Gone Girl Book Review [Spoiler-Free]

  • Author Gillian Flynn
  • Page Count 332
  • Genre Thriller, Mystery and Crime
  • My Rating 4.6 / 5

It’s a very difficult era in which to be a person, just a real, actual person, instead of a collection of personality traits selected from an endless Automat of characters.” – Gillian Flynn, Gone Girl

Let me start off by saying that I broke the number one book rule (read the book before watching the movie) and I watched Gone Girl a couple of years ago, before I was as big of a reader as I am now. Luckily, I couldn’t remember every detail about the movie because my memory sucks and it was a while ago. Unluckily, I remembered the big twist, because it’s so iconic. It took me way too long to get around to reading this book. The first of Gillian Flynn’s novels that I read was Sharp Objects because I wouldn’t allow myself to make the same mistake twice by watching the show first. I really enjoyed Sharp Objects (the book and series) and Flynn’s writing, so I went out and bought Dark Places which I recently started.

Ever since Gone Girl was first published, it seems as though thrillers have been trying to live up to the same iconic twist but often fall flat in comparison. Gone Girl was known as having a crazy, unpredictable plot twist, leaving readers stunned and wanting more. I think Gone Girl sensationalized the “unreliable female narrator” along with Girl On the Train, which was the sort of start of many unreliable female narrators with a drinking problem. I think this trope works when done right, but it has been a tad overplayed as of late, at least seen throughout the books I’m picking up and reading.
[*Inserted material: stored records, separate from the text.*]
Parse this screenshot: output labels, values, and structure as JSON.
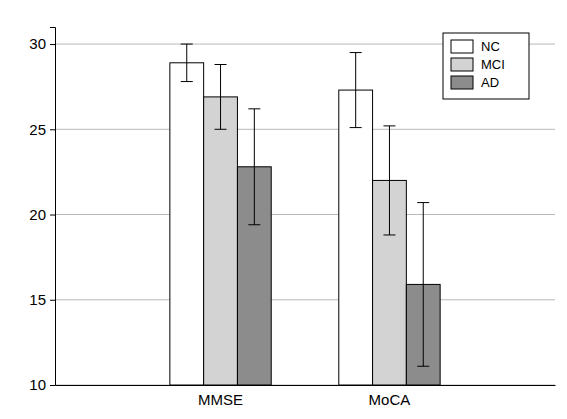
{
  "chart_data": {
    "type": "bar",
    "categories": [
      "MMSE",
      "MoCA"
    ],
    "series": [
      {
        "name": "NC",
        "color": "#ffffff",
        "values": [
          28.9,
          27.3
        ],
        "errors": [
          1.1,
          2.2
        ]
      },
      {
        "name": "MCI",
        "color": "#d3d3d3",
        "values": [
          26.9,
          22.0
        ],
        "errors": [
          1.9,
          3.2
        ]
      },
      {
        "name": "AD",
        "color": "#8c8c8c",
        "values": [
          22.8,
          15.9
        ],
        "errors": [
          3.4,
          4.8
        ]
      }
    ],
    "ylim": [
      10,
      31
    ],
    "yticks": [
      10,
      15,
      20,
      25,
      30
    ],
    "grid": true,
    "legend": "upper right"
  }
}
When Amy goes missing on her and Nick’s wedding anniversary, Nick doesn’t know what to think. The police also don’t know what to think…about Nick. Gone Girl will take you on an emotional rollercoaster, with mystery, intrigue, and deception lurking behind every corner, just when you think you have it all figured out.

This book is very loved, but also disliked by many. I was glancing through some of the Goodreads reviews and was surprised to see so many 1-2 stars. A lot of the comments I read mentioned how they hated the characters so much that they could barely get through the book. I agree that Amy and Nick ~sucked~ as human beings, but I think that was kinda the point. You’re not supposed to like them, or even sympathize with either side. They are both so screwed up and they do such evil things, the reader is unable to really root for the husband or wife. I personally liked this aspect of the book. To not know what either person was truly capable of was both exciting and refreshing.

It took me a couple days to really get into this book, but once I did, I couldnt put it down. I was gone, girl! Gone from society and the rest of my adult responsibilities.